Let’s use the screenshot above from the Titanic Disaster Notebook we used in the course, to illustrate a few points.
- Notice that we have a step called
featureengineering
which Kale has labeled in an aqua color - Within the
featureengineering
step we have multiple cells where inside of them some feature engineering operations are being performed - Notice that the entire step (which includes the cells inside the step) have the
dataengineering
step as a dependency. (You can see the dependency labeled in the grey colored text tip and brown dot next to “depends on”) - Note that if you don’t define a new annotation for a cell, Kale will by default consider that cell as being a part of the previous step, so there is no need for manual annotation of every single step. Cells will be marked with the corresponding color on the left, as per the above screenshot.
How can Kale help turn my model into a Pipeline after I have developed it using JupyterLabs?
In the screenshot above, you can see that when the Kale JupyterLab extension is enabled, you just need to “point and click” to deliver the following “post model development” capabilities in Kubeflow:
- Validate the Notebook
- Take a snapshot
- Compile the Notebook
- Upload the Pipeline
- Run the Pipeline
- Perform Hyperparameter Tuning via Katib
- Serve the best model
Is it possible to implement multiple iterations of transfer-learning/fine-tuning through a Pipeline and obtain intermediate results?
Yes, this is possible. You may also want to check out KFP’s conditionals and looping features.
Can the data processing stage of a Pipeline use Spark?
Yes. Many folks have set up Kubeflow to call Spark jobs.

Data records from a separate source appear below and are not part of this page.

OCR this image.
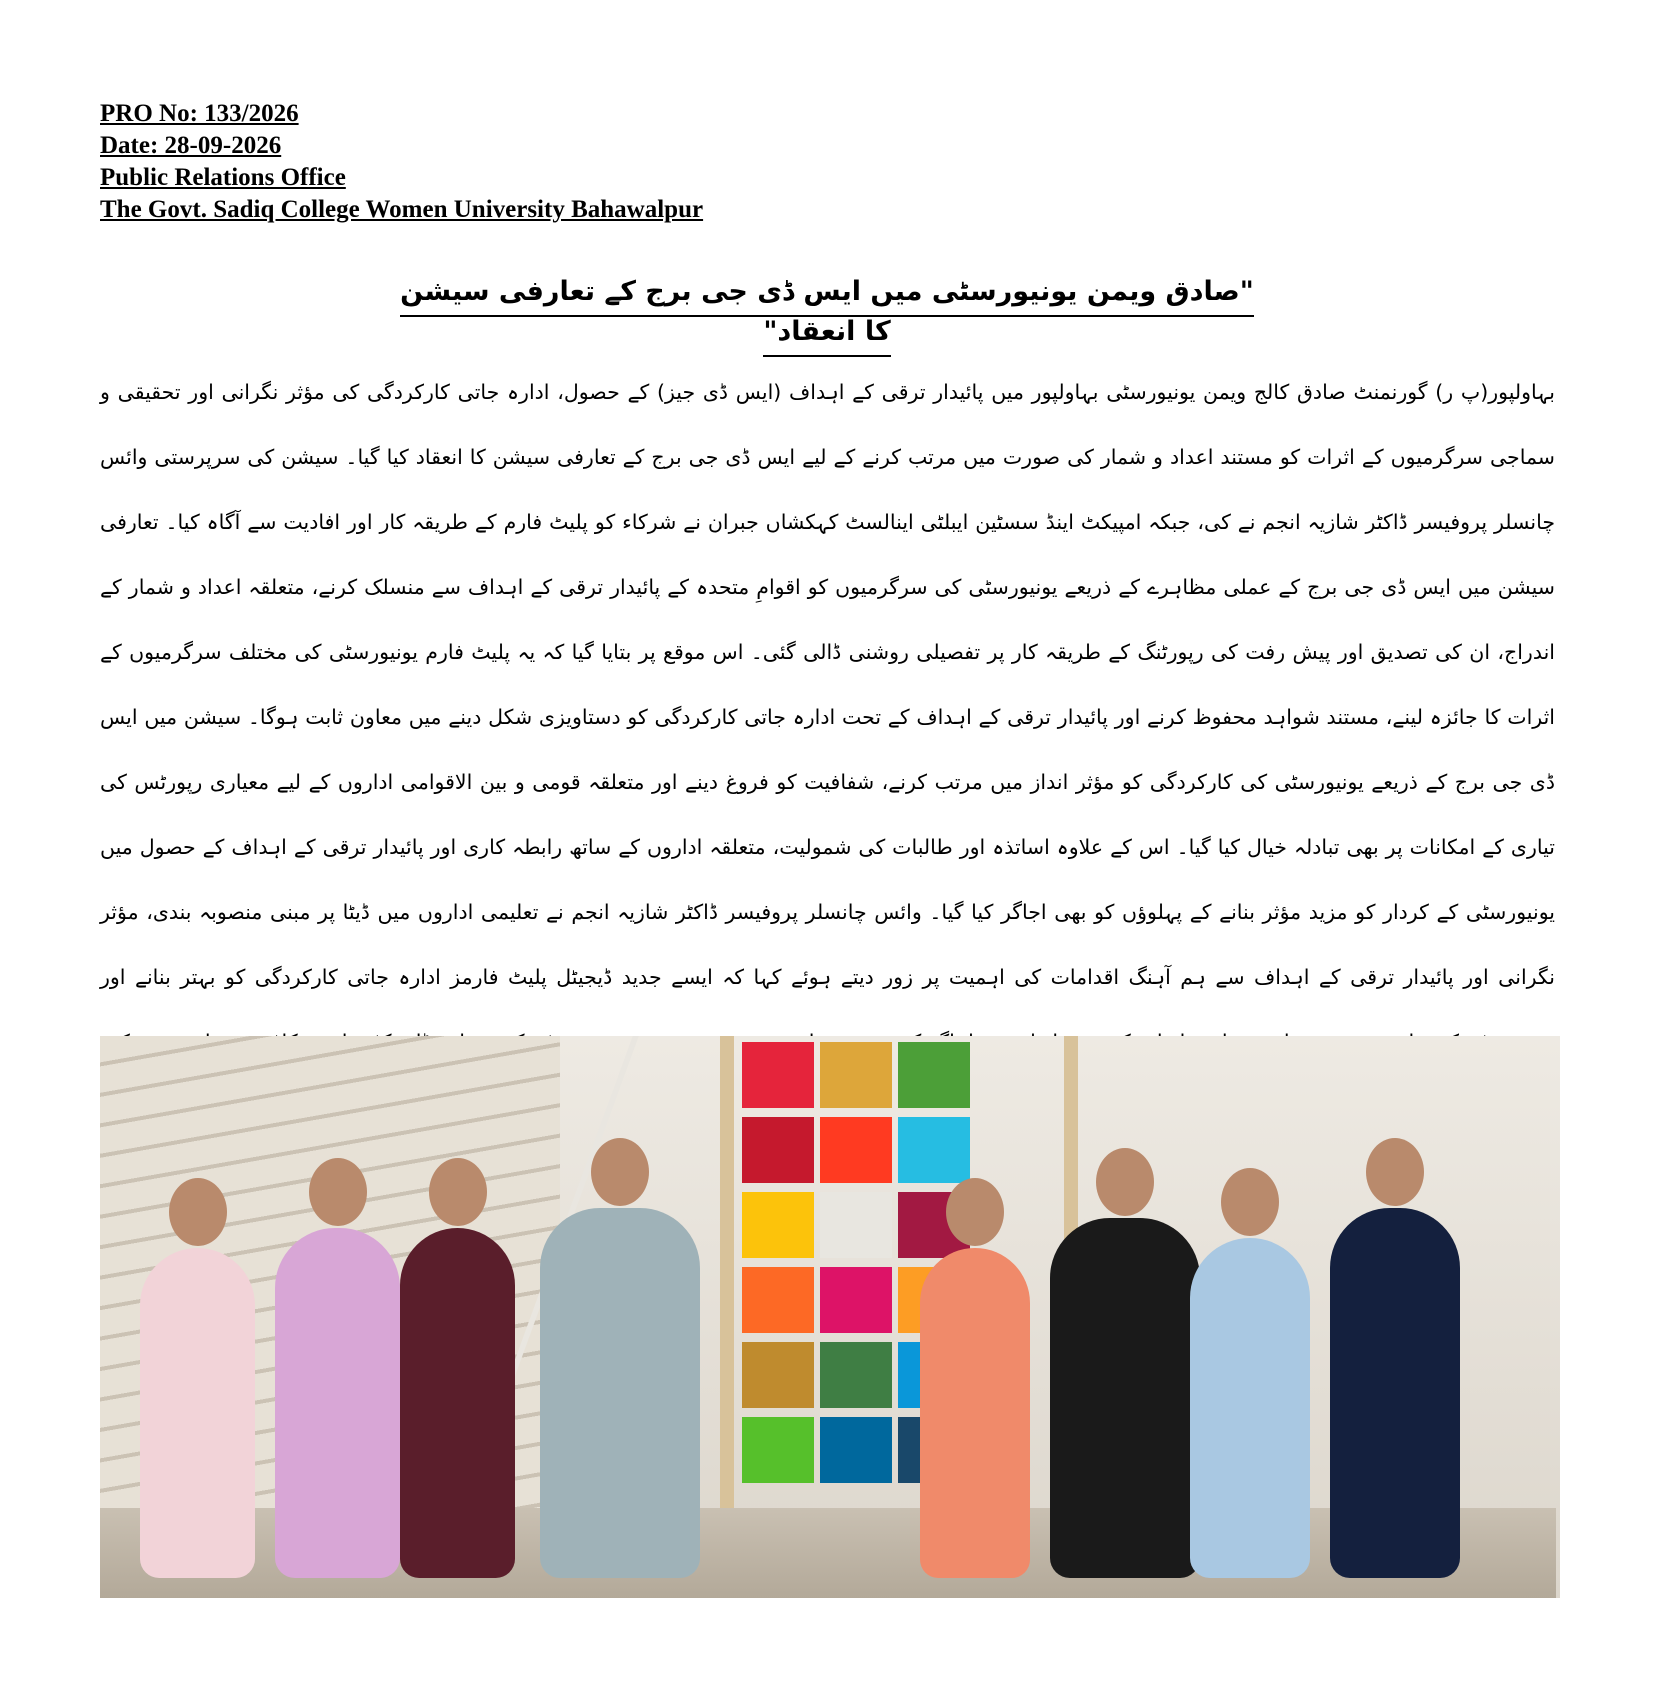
PRO No: 133/2026
Date: 28-09-2026
Public Relations Office
The Govt. Sadiq College Women University Bahawalpur
"صادق ویمن یونیورسٹی میں ایس ڈی جی برج کے تعارفی سیشن کا انعقاد"
بہاولپور(پ ر) گورنمنٹ صادق کالج ویمن یونیورسٹی بہاولپور میں پائیدار ترقی کے اہداف (ایس ڈی جیز) کے حصول، ادارہ جاتی کارکردگی کی مؤثر نگرانی اور تحقیقی و سماجی سرگرمیوں کے اثرات کو مستند اعداد و شمار کی صورت میں مرتب کرنے کے لیے ایس ڈی جی برج کے تعارفی سیشن کا انعقاد کیا گیا۔ سیشن کی سرپرستی وائس چانسلر پروفیسر ڈاکٹر شازیہ انجم نے کی، جبکہ امپیکٹ اینڈ سسٹین ایبلٹی اینالسٹ کہکشاں جبران نے شرکاء کو پلیٹ فارم کے طریقہ کار اور افادیت سے آگاہ کیا۔ تعارفی سیشن میں ایس ڈی جی برج کے عملی مظاہرے کے ذریعے یونیورسٹی کی سرگرمیوں کو اقوامِ متحدہ کے پائیدار ترقی کے اہداف سے منسلک کرنے، متعلقہ اعداد و شمار کے اندراج، ان کی تصدیق اور پیش رفت کی رپورٹنگ کے طریقہ کار پر تفصیلی روشنی ڈالی گئی۔ اس موقع پر بتایا گیا کہ یہ پلیٹ فارم یونیورسٹی کی مختلف سرگرمیوں کے اثرات کا جائزہ لینے، مستند شواہد محفوظ کرنے اور پائیدار ترقی کے اہداف کے تحت ادارہ جاتی کارکردگی کو دستاویزی شکل دینے میں معاون ثابت ہوگا۔ سیشن میں ایس ڈی جی برج کے ذریعے یونیورسٹی کی کارکردگی کو مؤثر انداز میں مرتب کرنے، شفافیت کو فروغ دینے اور متعلقہ قومی و بین الاقوامی اداروں کے لیے معیاری رپورٹس کی تیاری کے امکانات پر بھی تبادلہ خیال کیا گیا۔ اس کے علاوہ اساتذہ اور طالبات کی شمولیت، متعلقہ اداروں کے ساتھ رابطہ کاری اور پائیدار ترقی کے اہداف کے حصول میں یونیورسٹی کے کردار کو مزید مؤثر بنانے کے پہلوؤں کو بھی اجاگر کیا گیا۔ وائس چانسلر پروفیسر ڈاکٹر شازیہ انجم نے تعلیمی اداروں میں ڈیٹا پر مبنی منصوبہ بندی، مؤثر نگرانی اور پائیدار ترقی کے اہداف سے ہم آہنگ اقدامات کی اہمیت پر زور دیتے ہوئے کہا کہ ایسے جدید ڈیجیٹل پلیٹ فارمز ادارہ جاتی کارکردگی کو بہتر بنانے اور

Check out this talk, “Orchestrating Apache Spark with Kubeflow on Kubernetes” from one of the recent Kubeflow Meetups.
Which version of Kubeflow and Katib are you using for this tutorial?
When I shot the demos I was using Kubeflow 1.3. In looking at Kubeflow’s Manifests page on GitHub, the Katib version would be v0.12.0.
Our team has a Sr. Data Engineer, Jr. Data Engineer, Sr. Data Scientist and Jr. Data Scientist. How can teams collaborate while using Kubeflow? Can multiple users contribute/commit to a single notebook?
Yes, they can if they are part of the same shared namespace on Kubernetes. In general you can have individuals be part of both their own, private namespace and shared namespaces, which they share with others. For advanced workflows on Enterprise Kubeflow, we use Rok Registry for users to be able to share across namespaces as well, or across completely different clusters, cloning the work of others and continuing from there.